The Monument to the Unknown Woman Worker is a 1992 sculpture by Louise Walsh in Belfast, Northern Ireland, located on Great Victoria Street.

==Details==

The sculpture, designed by Louise Walsh, is located on the city's Great Victoria Street, outside the Great Northern Mall, adjacent to the Europa Hotel. It is cast in bronze and features two working-class women with symbols of women's work embedded on the surfaces. Domestic items such as colanders, a shopping basket and clothes pegs are part of the sculpture. Walsh was born in County Cork, and received her MA in sculpture from the University of Ulster. She designed the sculpture aged 25.

==History==

The Department of the Environment's original commission, in the late 1980s, was for an artwork to reflect the nearby Amelia Street's history as a red-light district. The commission invited four sculptors to enter their proposed design for the monument into a competition.

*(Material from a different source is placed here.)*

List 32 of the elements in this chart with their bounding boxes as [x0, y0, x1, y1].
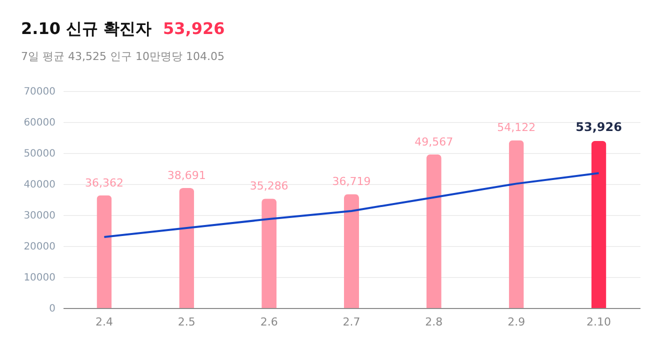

Walsh's design "Monument to the Unknown Woman Worker" was accepted by the project's landscape architect and the Art in Public Spaces Research Group, however the Belfast Development Office and the Belfast City Council opposed the project and the selected design, after a politician with moral fibre expressed disgust at Walsh's design, and the project was dropped in 1989. A few years later a private developer recommissioned the work and it was erected in , on private land close to its originally proposed spot.